Il faut s’attendre à voir fleurir de nouvelles lignes électriques à haute tension en France, a annoncé le patron de RTE, Xavier Piechaczyk, devant les sénateurs. Ces chantiers, indispensables au vu de l’électrification massive des usages, seront-ils aisément acceptés par la population ?

Afin d’atteindre la neutralité carbone d’ici 2050, la France se tourne vers l’électrification : développement de la voiture électrique, électrification du chauffage avec le développement des pompes à chaleur, etc. Dans son « Futurs énergétiques 2050 » actualisé en 2023, le gestionnaire du transport électrique RTE estime que la consommation électrique va augmenter pour atteindre entre 580 et 640 TWh dès 2035 alors que la France consommait 475 TWh en 2019.

Un réseau électrique vieillissant à moderniser

Pour pouvoir répondre à cette demande croissante en électricité, le réseau doit s’adapter. Or, les lignes de transport françaises sont vieillissantes puisque le réseau a plus de 50 ans. La question de son renouvellement va donc se poser dans les 15 prochaines années, comme l’a indiqué RTE dans son schéma décennal de développement du réseau publié en 2019. Le réseau électrique doit ainsi relever un double défi : celui de son renouvellement pour permettre la pérennité de ses lignes et celui de son développement pour être en mesure de répondre à la nouvelle demande en électricité des consommateurs.

Dans ce contexte, le président de RTE, Xavier Piechaczyk a été auditionné par les sénateurs le 25 octobre 2023 pour recueillir son avis sur le mix électrique de demain. Le patron de RTE a rappelé qu’il fallait s’appuyer sur 4 leviers pour être en mesure de relever le défi de la transition énergétique : la sobriété, l’efficacité, l’énergie nucléaire et les énergies renouvelables. Mais il faudra aussi développer le réseau électrique, en créant par exemple de nouvelles lignes, notamment des lignes à très haute tension (THT) à 400 kV (400 000 volts). Ce sont celles qui sont supportées par les plus hauts pylônes et que l’on aperçoit souvent dans les campagnes.

Carte des projets de lignes à très haute tension en France (> à 250 kV)

L’acceptabilité des projets par la population

Xavier Piechaczyk rappelle que cela fait des années que de nouvelles lignes à 400 kV n’ont pas été construites.
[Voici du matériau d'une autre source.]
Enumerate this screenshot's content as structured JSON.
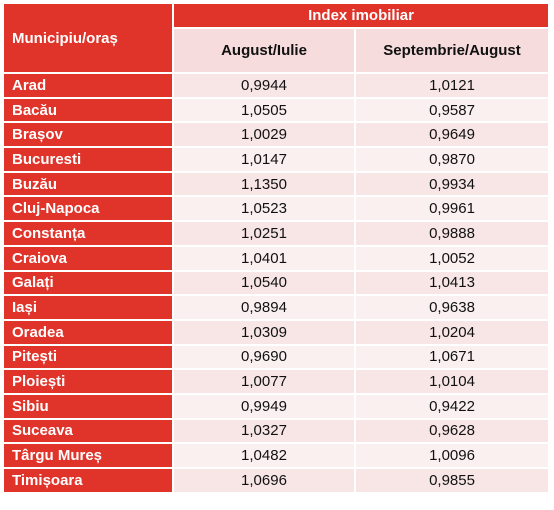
{
  "header": {
    "city_label": "Municipiu/oraș",
    "group_label": "Index imobiliar",
    "col1_label": "August/Iulie",
    "col2_label": "Septembrie/August"
  },
  "rows": [
    {
      "city": "Arad",
      "aug_iul": "0,9944",
      "sep_aug": "1,0121"
    },
    {
      "city": "Bacău",
      "aug_iul": "1,0505",
      "sep_aug": "0,9587"
    },
    {
      "city": "Brașov",
      "aug_iul": "1,0029",
      "sep_aug": "0,9649"
    },
    {
      "city": "Bucuresti",
      "aug_iul": "1,0147",
      "sep_aug": "0,9870"
    },
    {
      "city": "Buzău",
      "aug_iul": "1,1350",
      "sep_aug": "0,9934"
    },
    {
      "city": "Cluj-Napoca",
      "aug_iul": "1,0523",
      "sep_aug": "0,9961"
    },
    {
      "city": "Constanța",
      "aug_iul": "1,0251",
      "sep_aug": "0,9888"
    },
    {
      "city": "Craiova",
      "aug_iul": "1,0401",
      "sep_aug": "1,0052"
    },
    {
      "city": "Galați",
      "aug_iul": "1,0540",
      "sep_aug": "1,0413"
    },
    {
      "city": "Iași",
      "aug_iul": "0,9894",
      "sep_aug": "0,9638"
    },
    {
      "city": "Oradea",
      "aug_iul": "1,0309",
      "sep_aug": "1,0204"
    },
    {
      "city": "Pitești",
      "aug_iul": "0,9690",
      "sep_aug": "1,0671"
    },
    {
      "city": "Ploiești",
      "aug_iul": "1,0077",
      "sep_aug": "1,0104"
    },
    {
      "city": "Sibiu",
      "aug_iul": "0,9949",
      "sep_aug": "0,9422"
    },
    {
      "city": "Suceava",
      "aug_iul": "1,0327",
      "sep_aug": "0,9628"
    },
    {
      "city": "Târgu Mureș",
      "aug_iul": "1,0482",
      "sep_aug": "1,0096"
    },
    {
      "city": "Timișoara",
      "aug_iul": "1,0696",
      "sep_aug": "0,9855"
    }
  ],
  "colors": {
    "header_red": "#e0342b",
    "subheader_pink": "#f6dcdc",
    "row_pink": "#f8e6e6",
    "row_light": "#fbf0f0"
  }
}
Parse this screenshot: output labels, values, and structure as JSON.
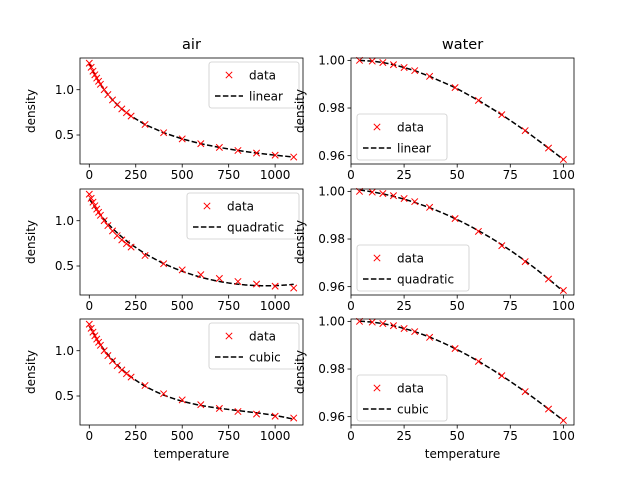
{
  "chart_data": [
    {
      "type": "scatter",
      "column_title": "air",
      "xlabel": "",
      "ylabel": "density",
      "xlim": [
        -50,
        1150
      ],
      "ylim": [
        0.18,
        1.35
      ],
      "xticks": [
        0,
        250,
        500,
        750,
        1000
      ],
      "yticks": [
        0.5,
        1.0
      ],
      "legend_position": "upper-right",
      "series": [
        {
          "name": "data",
          "style": "marker-x",
          "color": "#ff0000",
          "x": [
            0,
            10,
            20,
            30,
            40,
            50,
            60,
            80,
            100,
            125,
            150,
            175,
            200,
            225,
            300,
            400,
            500,
            600,
            700,
            800,
            900,
            1000,
            1100
          ],
          "y": [
            1.293,
            1.247,
            1.205,
            1.165,
            1.128,
            1.093,
            1.06,
            1.0,
            0.946,
            0.887,
            0.835,
            0.788,
            0.746,
            0.709,
            0.616,
            0.525,
            0.457,
            0.404,
            0.363,
            0.329,
            0.301,
            0.277,
            0.257
          ]
        },
        {
          "name": "linear",
          "style": "dashed-line",
          "color": "#000000"
        }
      ]
    },
    {
      "type": "scatter",
      "column_title": "water",
      "xlabel": "",
      "ylabel": "density",
      "xlim": [
        0,
        105
      ],
      "ylim": [
        0.9565,
        1.001
      ],
      "xticks": [
        0,
        25,
        50,
        75,
        100
      ],
      "yticks": [
        0.96,
        0.98,
        1.0
      ],
      "legend_position": "lower-left",
      "series": [
        {
          "name": "data",
          "style": "marker-x",
          "color": "#ff0000",
          "x": [
            4,
            10,
            15,
            20,
            25,
            30,
            37,
            49,
            60,
            71,
            82,
            93,
            100
          ],
          "y": [
            1.0,
            0.9997,
            0.9991,
            0.9982,
            0.997,
            0.9957,
            0.9933,
            0.9886,
            0.9832,
            0.9772,
            0.9705,
            0.9632,
            0.9584
          ]
        },
        {
          "name": "linear",
          "style": "dashed-line",
          "color": "#000000"
        }
      ]
    },
    {
      "type": "scatter",
      "column_title": "",
      "xlabel": "",
      "ylabel": "density",
      "xlim": [
        -50,
        1150
      ],
      "ylim": [
        0.18,
        1.35
      ],
      "xticks": [
        0,
        250,
        500,
        750,
        1000
      ],
      "yticks": [
        0.5,
        1.0
      ],
      "legend_position": "upper-right",
      "series": [
        {
          "name": "data",
          "style": "marker-x",
          "color": "#ff0000",
          "x": [
            0,
            10,
            20,
            30,
            40,
            50,
            60,
            80,
            100,
            125,
            150,
            175,
            200,
            225,
            300,
            400,
            500,
            600,
            700,
            800,
            900,
            1000,
            1100
          ],
          "y": [
            1.293,
            1.247,
            1.205,
            1.165,
            1.128,
            1.093,
            1.06,
            1.0,
            0.946,
            0.887,
            0.835,
            0.788,
            0.746,
            0.709,
            0.616,
            0.525,
            0.457,
            0.404,
            0.363,
            0.329,
            0.301,
            0.277,
            0.257
          ]
        },
        {
          "name": "quadratic",
          "style": "dashed-line",
          "color": "#000000"
        }
      ]
    },
    {
      "type": "scatter",
      "column_title": "",
      "xlabel": "",
      "ylabel": "density",
      "xlim": [
        0,
        105
      ],
      "ylim": [
        0.9565,
        1.001
      ],
      "xticks": [
        0,
        25,
        50,
        75,
        100
      ],
      "yticks": [
        0.96,
        0.98,
        1.0
      ],
      "legend_position": "lower-left",
      "series": [
        {
          "name": "data",
          "style": "marker-x",
          "color": "#ff0000",
          "x": [
            4,
            10,
            15,
            20,
            25,
            30,
            37,
            49,
            60,
            71,
            82,
            93,
            100
          ],
          "y": [
            1.0,
            0.9997,
            0.9991,
            0.9982,
            0.997,
            0.9957,
            0.9933,
            0.9886,
            0.9832,
            0.9772,
            0.9705,
            0.9632,
            0.9584
          ]
        },
        {
          "name": "quadratic",
          "style": "dashed-line",
          "color": "#000000"
        }
      ]
    },
    {
      "type": "scatter",
      "column_title": "",
      "xlabel": "temperature",
      "ylabel": "density",
      "xlim": [
        -50,
        1150
      ],
      "ylim": [
        0.18,
        1.35
      ],
      "xticks": [
        0,
        250,
        500,
        750,
        1000
      ],
      "yticks": [
        0.5,
        1.0
      ],
      "legend_position": "upper-right",
      "series": [
        {
          "name": "data",
          "style": "marker-x",
          "color": "#ff0000",
          "x": [
            0,
            10,
            20,
            30,
            40,
            50,
            60,
            80,
            100,
            125,
            150,
            175,
            200,
            225,
            300,
            400,
            500,
            600,
            700,
            800,
            900,
            1000,
            1100
          ],
          "y": [
            1.293,
            1.247,
            1.205,
            1.165,
            1.128,
            1.093,
            1.06,
            1.0,
            0.946,
            0.887,
            0.835,
            0.788,
            0.746,
            0.709,
            0.616,
            0.525,
            0.457,
            0.404,
            0.363,
            0.329,
            0.301,
            0.277,
            0.257
          ]
        },
        {
          "name": "cubic",
          "style": "dashed-line",
          "color": "#000000"
        }
      ]
    },
    {
      "type": "scatter",
      "column_title": "",
      "xlabel": "temperature",
      "ylabel": "density",
      "xlim": [
        0,
        105
      ],
      "ylim": [
        0.9565,
        1.001
      ],
      "xticks": [
        0,
        25,
        50,
        75,
        100
      ],
      "yticks": [
        0.96,
        0.98,
        1.0
      ],
      "legend_position": "lower-left",
      "series": [
        {
          "name": "data",
          "style": "marker-x",
          "color": "#ff0000",
          "x": [
            4,
            10,
            15,
            20,
            25,
            30,
            37,
            49,
            60,
            71,
            82,
            93,
            100
          ],
          "y": [
            1.0,
            0.9997,
            0.9991,
            0.9982,
            0.997,
            0.9957,
            0.9933,
            0.9886,
            0.9832,
            0.9772,
            0.9705,
            0.9632,
            0.9584
          ]
        },
        {
          "name": "cubic",
          "style": "dashed-line",
          "color": "#000000"
        }
      ]
    }
  ]
}
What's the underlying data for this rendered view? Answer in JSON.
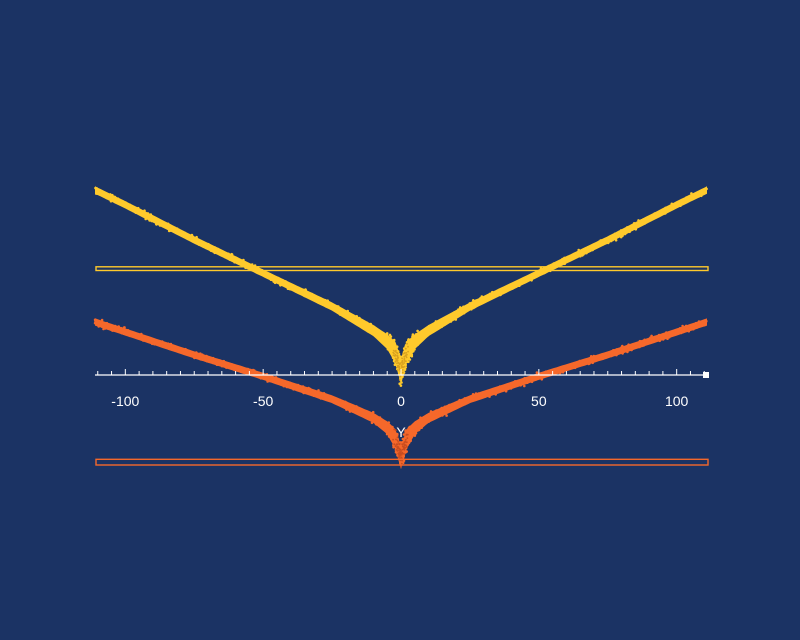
{
  "chart_data": {
    "type": "scatter",
    "title": "",
    "xlabel": "Y",
    "ylabel": "",
    "xlim": [
      -111,
      111
    ],
    "x_ticks": [
      "-100",
      "-50",
      "0",
      "50",
      "100"
    ],
    "x_tick_values": [
      -100,
      -50,
      0,
      50,
      100
    ],
    "grid": false,
    "legend": "none",
    "series": [
      {
        "color": "#ffca2c",
        "envelope": {
          "x": [
            -111,
            -100,
            -75,
            -50,
            -25,
            -10,
            -5,
            -2,
            0,
            2,
            5,
            10,
            25,
            50,
            75,
            100,
            111
          ],
          "center": [
            1.0,
            0.92,
            0.73,
            0.55,
            0.37,
            0.24,
            0.18,
            0.12,
            0.02,
            0.12,
            0.18,
            0.24,
            0.37,
            0.55,
            0.73,
            0.92,
            1.0
          ],
          "spread": [
            0.04,
            0.04,
            0.04,
            0.04,
            0.045,
            0.06,
            0.08,
            0.12,
            0.14,
            0.12,
            0.08,
            0.06,
            0.045,
            0.04,
            0.04,
            0.04,
            0.04
          ]
        },
        "selection_band": [
          0.565,
          0.585
        ]
      },
      {
        "color": "#f5682b",
        "envelope": {
          "x": [
            -111,
            -100,
            -75,
            -50,
            -25,
            -10,
            -5,
            -2,
            0,
            2,
            5,
            10,
            25,
            50,
            75,
            100,
            111
          ],
          "center": [
            1.0,
            0.93,
            0.77,
            0.62,
            0.46,
            0.33,
            0.26,
            0.18,
            0.05,
            0.18,
            0.26,
            0.33,
            0.46,
            0.62,
            0.77,
            0.93,
            1.0
          ],
          "spread": [
            0.05,
            0.05,
            0.05,
            0.05,
            0.055,
            0.07,
            0.09,
            0.14,
            0.16,
            0.14,
            0.09,
            0.07,
            0.055,
            0.05,
            0.05,
            0.05,
            0.05
          ]
        },
        "selection_band": [
          0.0,
          0.04
        ]
      }
    ]
  }
}
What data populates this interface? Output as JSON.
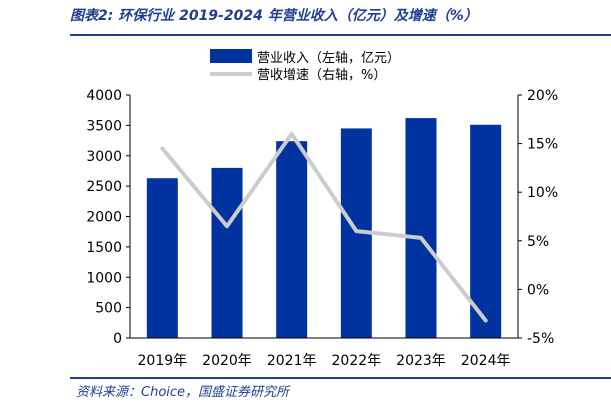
{
  "header": {
    "title": "图表2: 环保行业 2019-2024 年营业收入（亿元）及增速（%）"
  },
  "footer": {
    "source": "资料来源：Choice，国盛证券研究所"
  },
  "chart_data": {
    "type": "bar",
    "categories": [
      "2019年",
      "2020年",
      "2021年",
      "2022年",
      "2023年",
      "2024年"
    ],
    "series": [
      {
        "name": "营业收入（左轴，亿元）",
        "type": "bar",
        "axis": "left",
        "color": "#0033a0",
        "values": [
          2630,
          2800,
          3240,
          3450,
          3620,
          3510
        ]
      },
      {
        "name": "营收增速（右轴，%）",
        "type": "line",
        "axis": "right",
        "color": "#cccccc",
        "values": [
          14.5,
          6.5,
          16.0,
          6.0,
          5.3,
          -3.2
        ]
      }
    ],
    "left_axis": {
      "min": 0,
      "max": 4000,
      "ticks": [
        0,
        500,
        1000,
        1500,
        2000,
        2500,
        3000,
        3500,
        4000
      ]
    },
    "right_axis": {
      "min": -5,
      "max": 20,
      "ticks": [
        -5,
        0,
        5,
        10,
        15,
        20
      ],
      "tick_labels": [
        "-5%",
        "0%",
        "5%",
        "10%",
        "15%",
        "20%"
      ]
    },
    "legend_position": "top-center",
    "grid": false
  }
}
Cela va indéniablement poser la question de l’acceptabilité de tels projets par la population. Les premières lignes THT ont été construites à partir de la fin des années 1950. Leur but initial était de relier les agglomérations aux usines de production hydroélectriques, puis, plus tard, les centrales nucléaires aux métropoles. Les dernières lignes de ce type ont été construites dans les années 2010. Les lignes à très haute tension sont plutôt récentes par rapport au reste du réseau.

Si RTE privilégie depuis plusieurs années l’enfouissement des lignes électriques, cela ne pourra pas être le cas avec les nouvelles liaisons à très haute tension en courant alternatif puisqu’il faudrait utiliser la technologie du courant continu haute tension, très coûteuse. Les Français doivent donc s’attendre au déploiement de nouvelles lignes aériennes. C’est déjà le cas avec un projet en cours de concertation en Normandie, pour renforcer le réseau avec la création d’une nouvelle ligne aérienne de 80 km environ entre Amiens et Petit-Caux. D’un coût de 390 millions d’euros, ce projet permettra d’augmenter la capacité de transport du réseau à cet endroit à hauteur de 6 000 MW. La mise en service est prévue d’ici 2032/2033.

Ralentir ou arrêter les projets serait dangereux

Mais ces nouveaux chantiers risquent de se heurter à des oppositions. On se souvient du projet abandonné de ligne à très haute tension dans le sud-est, pour désenclaver le territoire, qui avait été censuré par le Conseil d’état en 2006. Il faut s’attendre à un contentieux fourni qui risque de ralentir le développement du réseau.

En parlant d’acceptabilité, Xavier Piechaczyk évoque dans son audition l’éolien terrestre qui provoque souvent des levers de boucliers de la population vivant à proximité des futures installations. Il précise que la France pourrait ralentir le développement de l’éolien terrestre, mais cela ne serait pas sans conséquence. Il manquerait alors environ 20 TWh de production électrique et « on se retrouverait dans un monde sobre », avec « une sobriété beaucoup plus structurelle » que celle liée à l’adoption de gestes simples.

Les Français vont donc devoir faire des choix et des concessions, pour pouvoir relever le défi de la transition énergétique et atteindre les objectifs climatiques fixés à l’horizon 2050.